Cuando el festival Kruvikas va llegando a su final, los colombianos deslumbraron con una puesta en escena diferente.
Playa, palmeras y un mar con olas y peces, conforman el entorno de una de las obras más descollantes (si se pudiera elegir una) de un festival que a medida que se va desarrollando no deja de sorprender.
El negrito aquél es una historia basada en la vida cotidiana de la gente de la costa del pacífico colombiano, una de las zonas más pobres de Colombia, pero donde la gente vive feliz con el sol, la playa, el mar y las palmeras. Allí se formaron muchos palenques, que son comunidades de negros que huyeron de la esclavitud. Hablamos de un lugar muy caluroso y húmedo, plena selva tropical donde los niños andan igual de desnudos que el negrito protagonista.
Un uso muy particular del espacio y sus tres dimensiones, convierten a esta obra en un desborde de originalidad. Puestas de esta categoría le han valido a la Corporación Artística La Fanfarria (fundada en 1972) la distinción de Patrimonio Cultural de Medellín, lo que no es poco si consideramos que hablamos de una ciudad que desborda arte y que no por nada es considerada la “capital cultural de Latinoamérica”.

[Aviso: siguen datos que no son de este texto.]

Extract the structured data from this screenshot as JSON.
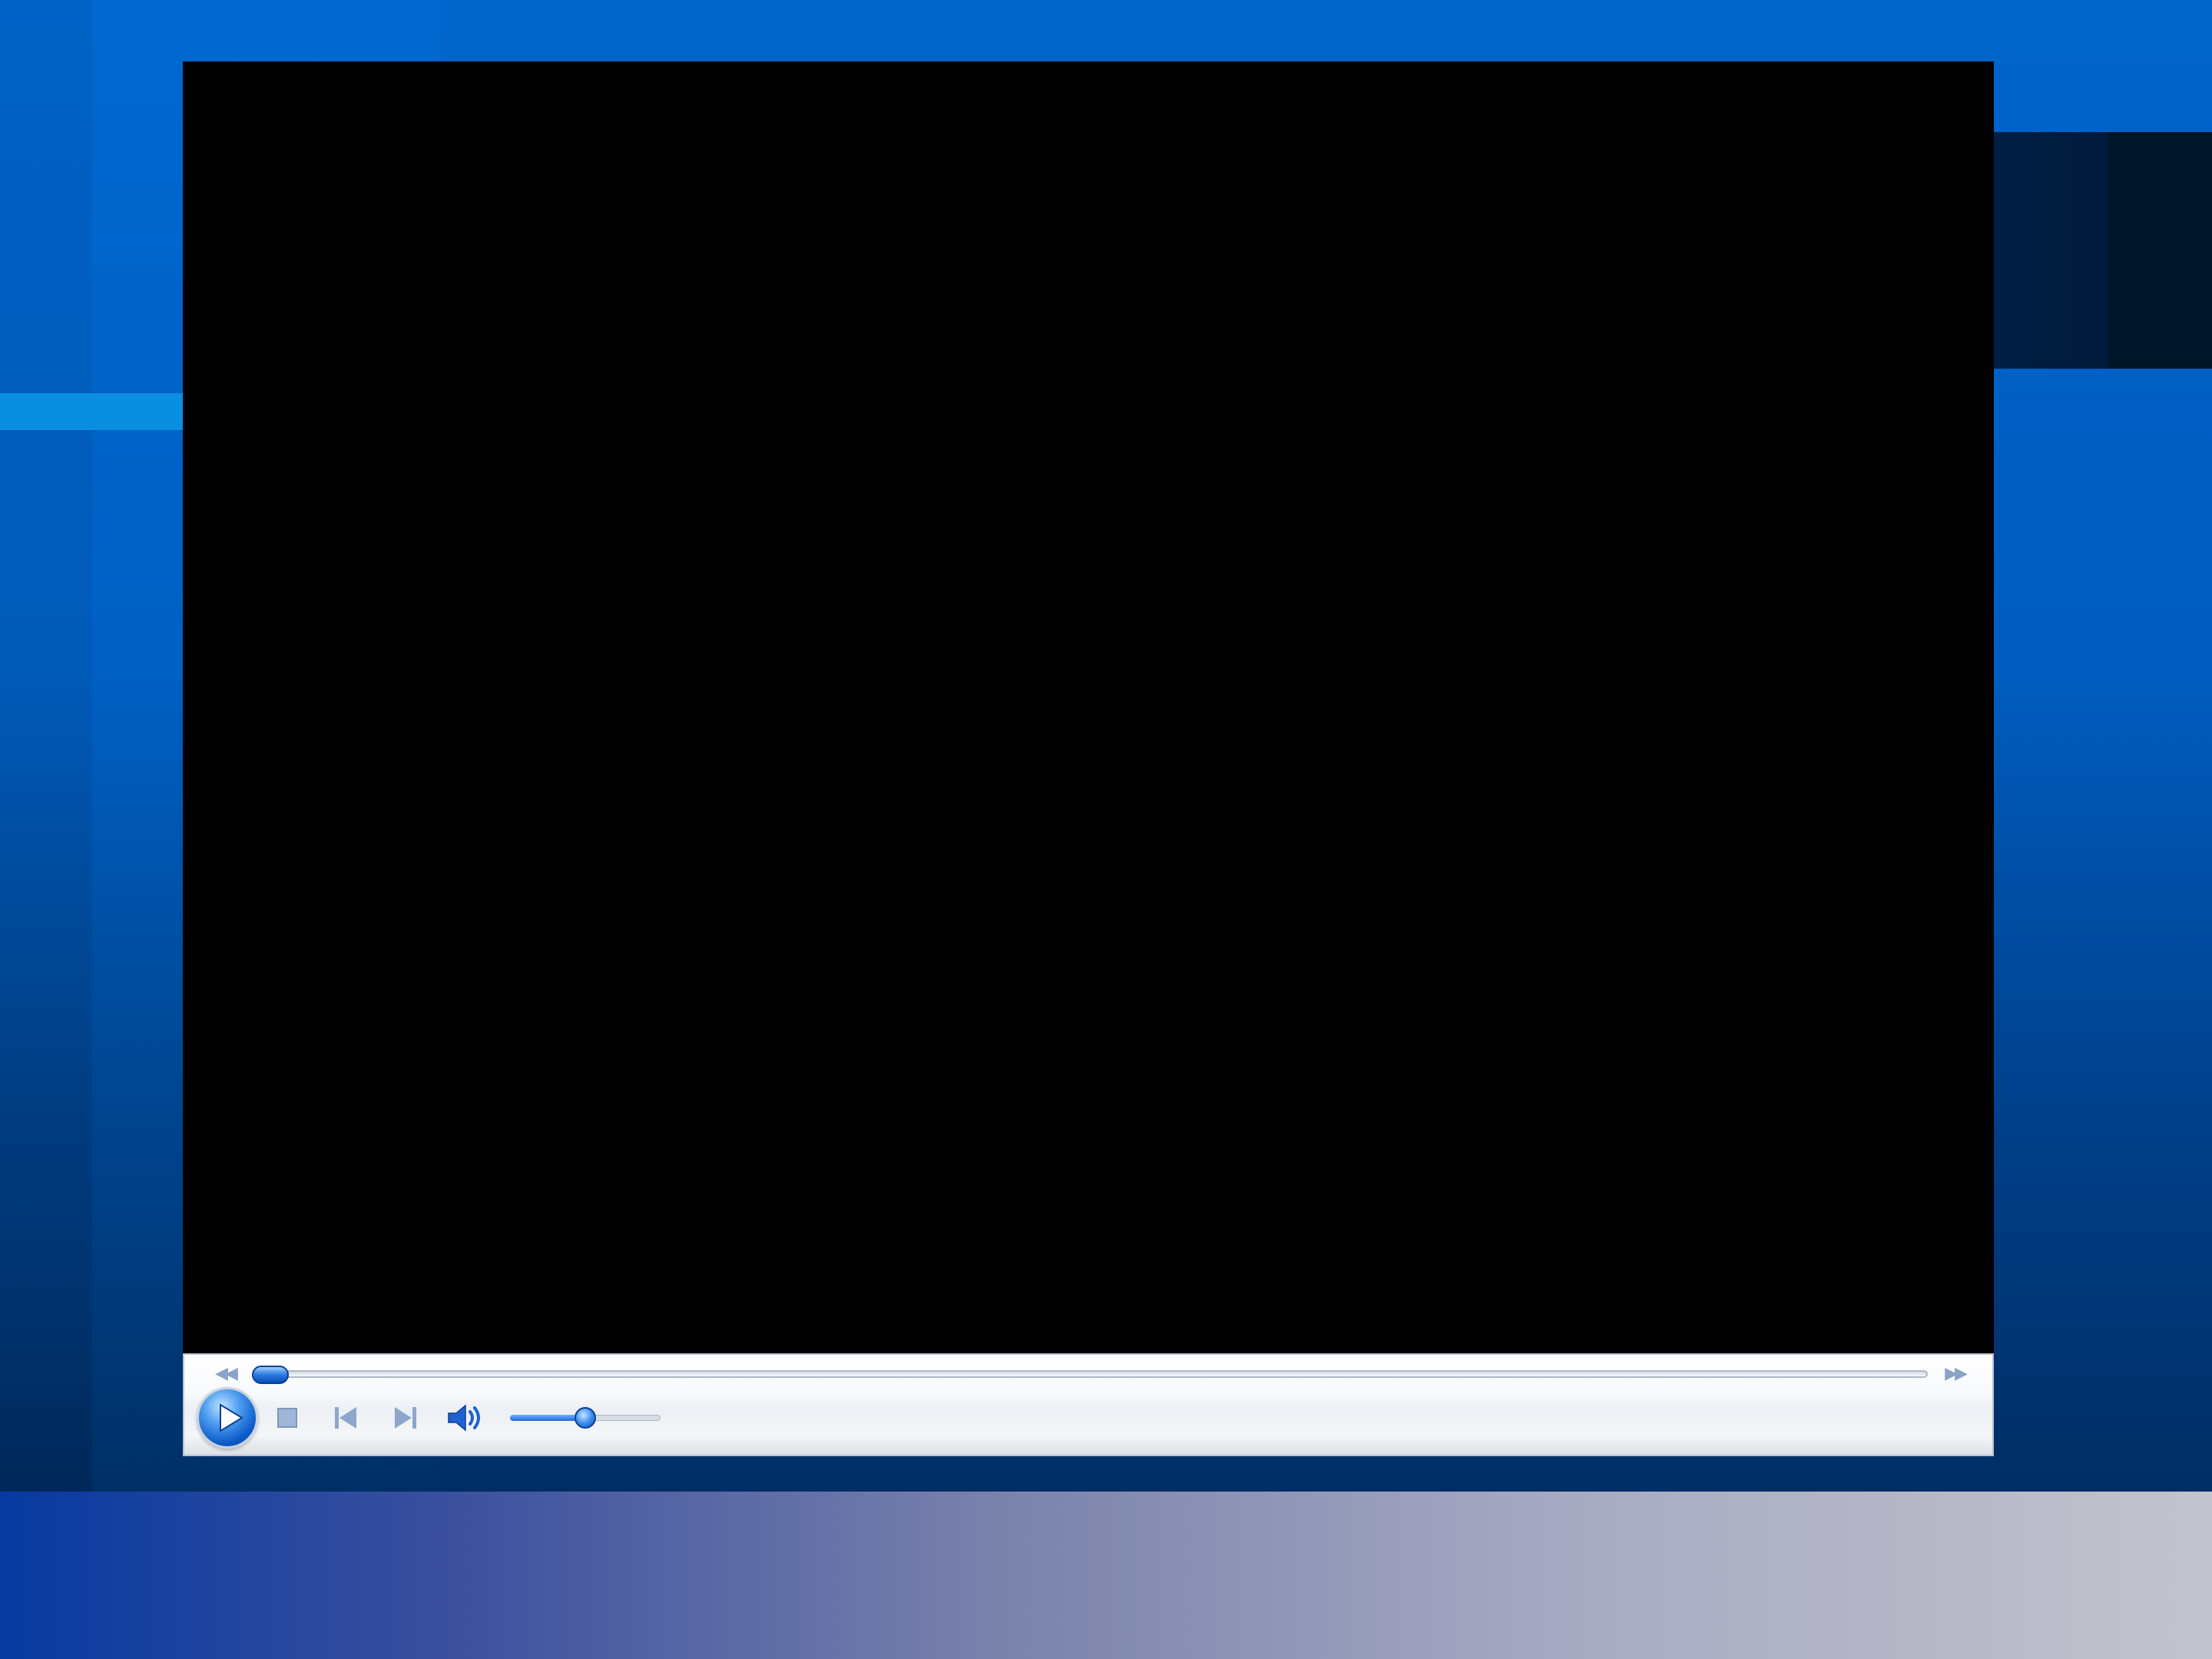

LA HUMILDAD DEL TITIRETERO
la hermandad de los titiriteros es un fenómenos muy particular y se diferencia de todo otro tipo de arte escénica. A la hora de preguntarse el porqué de tanta confraternidad, Jorge Luis Pérez, cabeza de La Fanfarria, responde, para variar, con un gesto de humildad: «No tengo una respuesta exacta y puedo estar equivocado, pero siento que hay menos egoísmo y orgullo en el titiritero. Imagino que eso es porque uno está acostumbrado a barrer y usar el trapero. Los actores y su histrionismo, aunque obviamente no se puede generalizar, no están tan acostumbrados a esa otra parte de una obra, que es la que no se ve pero se nota. Además, un titiritero debe ser también un poco escultor, pintor, costurero, sastre, electricista, carpintero y muchas otras cosas más. No conozco ningún caso de un titiritero que compre sus muñecos hechos. Lógico, se recurre a otros colegas o profesionales para resolver ciertas partes técnicas del espectáculo, porque no todos tienen el conocimiento de todas las manualidades necesarias para llevar adelante una puesta en escena, pero cada uno es autor de un buen porcentaje de la obra. Por lo general todos los titiriteros somos también artesanos, y esa es una cualidad que da un buen grado de humildad”.
Sigue hablando Jorge con esa tonada “paisa” tan característica: “Pero creo que la razón más importante tiene que ver en que el titiritero se escuda detrás de su títere, lo que automáticamente le quita protagonismo, es el títere el que da la cara. Los actores, en cambio, son puro ‘yo’, eso casi siempre deviene en un ego muy alto. Ellos deben meterse dentro de su personaje, nosotros le damos vida a otro ser.
Otro detalle que caracteriza a los titiriteros es la manera que tienen de colaborar entre ellos, una manera totalmente despojada de cualquier tipo de competencia. Es muy habitual en ellos elegir una región o país donde actuar, conectar a alguna agrupación local y éstos se encargan de conseguirle funciones y un alojamiento donde reposar. Jorge, con casi 40 años de carrera puede dar pruebas de ello. “Un titiritero nunca estará solo en el mundo. En cualquier lugar en que uno esté, sólo es cuestión de encontrar a otro colega y éste te dará una mano y conseguirá un escenario donde actuar. Cuando vamos a festivales en cualquier lugar del mundo, uno llega y al otro día tiene amigos que parecería que conoce de toda la vida”.
LO QUE VIENE
Gran caravana de títeres. Esta noche a las 19:30 en la Costanera para terminar en la ex Estación de Trenes. Para finalizar, los más grandes podrán gozar de la gran Peña Titiritera en la Peña Itapúa, a partir de las 22:00.